So in our Pattern Pooler, we are not considering duty cycle to find over-active and under-active neurons. In fact, we are not interested in these properties at all. Hence, why we are not doing boosting.
To be honest, we could never get boosting to work and still be stable. The active neurons would thrash back and forth as the boosting would compensate for duty cycle. Calibrating the hyperparameters for boosting turned out to be a huge headache and the optimal parameters were always very specific to the particular network being studied. Thus, we did away with it completely.

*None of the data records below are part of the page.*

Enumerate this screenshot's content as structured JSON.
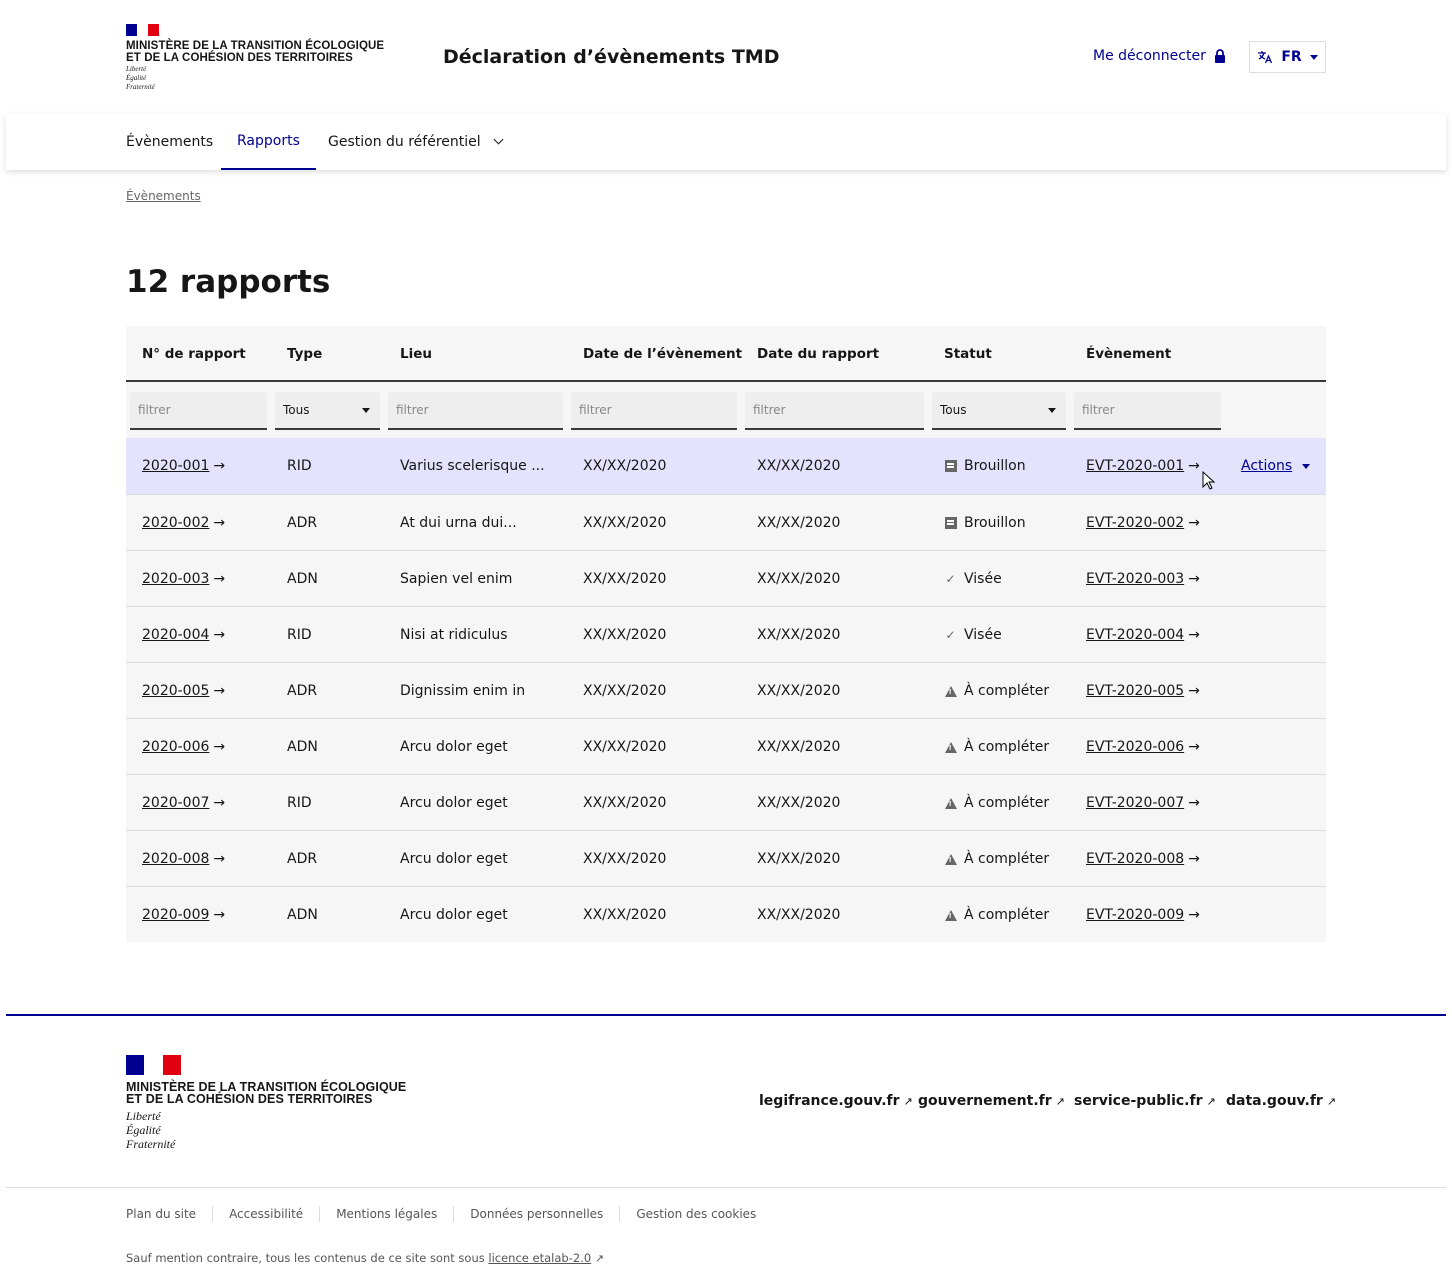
{
  "header": {
    "ministry_line1": "MINISTÈRE DE LA TRANSITION ÉCOLOGIQUE",
    "ministry_line2": "ET DE LA COHÉSION DES TERRITOIRES",
    "devise1": "Liberté",
    "devise2": "Égalité",
    "devise3": "Fraternité",
    "site_title": "Déclaration d’évènements TMD",
    "logout_label": "Me déconnecter",
    "lang_label": "FR"
  },
  "nav": {
    "items": [
      {
        "label": "Évènements"
      },
      {
        "label": "Rapports"
      },
      {
        "label": "Gestion du référentiel"
      }
    ]
  },
  "breadcrumb": "Évènements",
  "page_title": "12 rapports",
  "table": {
    "headers": [
      "N° de rapport",
      "Type",
      "Lieu",
      "Date de l’évènement",
      "Date du rapport",
      "Statut",
      "Évènement"
    ],
    "filters": {
      "placeholder": "filtrer",
      "type_select": "Tous",
      "status_select": "Tous"
    },
    "actions_label": "Actions",
    "rows": [
      {
        "num": "2020-001",
        "type": "RID",
        "lieu": "Varius scelerisque ...",
        "date_evt": "XX/XX/2020",
        "date_rap": "XX/XX/2020",
        "statut": "Brouillon",
        "status_icon": "draft-icon",
        "evt": "EVT-2020-001"
      },
      {
        "num": "2020-002",
        "type": "ADR",
        "lieu": "At dui urna dui...",
        "date_evt": "XX/XX/2020",
        "date_rap": "XX/XX/2020",
        "statut": "Brouillon",
        "status_icon": "draft-icon",
        "evt": "EVT-2020-002"
      },
      {
        "num": "2020-003",
        "type": "ADN",
        "lieu": "Sapien vel enim",
        "date_evt": "XX/XX/2020",
        "date_rap": "XX/XX/2020",
        "statut": "Visée",
        "status_icon": "check-icon",
        "evt": "EVT-2020-003"
      },
      {
        "num": "2020-004",
        "type": "RID",
        "lieu": "Nisi at ridiculus",
        "date_evt": "XX/XX/2020",
        "date_rap": "XX/XX/2020",
        "statut": "Visée",
        "status_icon": "check-icon",
        "evt": "EVT-2020-004"
      },
      {
        "num": "2020-005",
        "type": "ADR",
        "lieu": "Dignissim enim in",
        "date_evt": "XX/XX/2020",
        "date_rap": "XX/XX/2020",
        "statut": "À compléter",
        "status_icon": "warning-icon",
        "evt": "EVT-2020-005"
      },
      {
        "num": "2020-006",
        "type": "ADN",
        "lieu": "Arcu dolor eget",
        "date_evt": "XX/XX/2020",
        "date_rap": "XX/XX/2020",
        "statut": "À compléter",
        "status_icon": "warning-icon",
        "evt": "EVT-2020-006"
      },
      {
        "num": "2020-007",
        "type": "RID",
        "lieu": "Arcu dolor eget",
        "date_evt": "XX/XX/2020",
        "date_rap": "XX/XX/2020",
        "statut": "À compléter",
        "status_icon": "warning-icon",
        "evt": "EVT-2020-007"
      },
      {
        "num": "2020-008",
        "type": "ADR",
        "lieu": "Arcu dolor eget",
        "date_evt": "XX/XX/2020",
        "date_rap": "XX/XX/2020",
        "statut": "À compléter",
        "status_icon": "warning-icon",
        "evt": "EVT-2020-008"
      },
      {
        "num": "2020-009",
        "type": "ADN",
        "lieu": "Arcu dolor eget",
        "date_evt": "XX/XX/2020",
        "date_rap": "XX/XX/2020",
        "statut": "À compléter",
        "status_icon": "warning-icon",
        "evt": "EVT-2020-009"
      }
    ]
  },
  "footer": {
    "links": [
      "legifrance.gouv.fr",
      "gouvernement.fr",
      "service-public.fr",
      "data.gouv.fr"
    ],
    "bottom_links": [
      "Plan du site",
      "Accessibilité",
      "Mentions légales",
      "Données personnelles",
      "Gestion des cookies"
    ],
    "license_text": "Sauf mention contraire, tous les contenus de ce site sont sous",
    "license_link": "licence etalab-2.0"
  },
  "colors": {
    "brand_blue": "#000091",
    "brand_red": "#e1000f",
    "row_highlight": "#e3e3fd",
    "table_bg": "#f6f6f6"
  }
}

In its place, we now allow neurons to be over-active and under-active as they please. Common patterns create a positive feedback loop and their mapping becomes “locked in”. The learning percentage parameter just ensures that this process doesn’t happen too quickly and allows the pattern mapping to stabilize.
Neurons that don’t have strong mappings will be quickly allocated when new patterns emerge. These new patterns will not affect the previously learned patterns represented by the “locked in” neurons.
This approach not only makes the pooled representations stable, but it also allows you to continue learning new patterns without affecting the old ones.
To be honest, we still need to do some research and experiments on the actual value of doing pooling at all. We’ve found that doing sequence learning directly on encoded inputs is often sufficient for applications. We need more empirical studies of how pooling affects the representation and what the benefits are.
Furthermore, our approach to pooling is very different from HTM spatial pooling which is designed to recover from lesions and maximizes the spatial distribution of a representation. We don’t really care about these things with BrainBlocks.
The feature we do care about is being able to build a representation for a new pattern. The WTA algorithm selects that best fitting neurons and reinforces them. The learning rate ensures that this new pattern wont steal all the neurons from a very similar pattern, and ensures that the other patterns will be able to “fight back” to ensure that their pooled output is sufficiently dissimilar.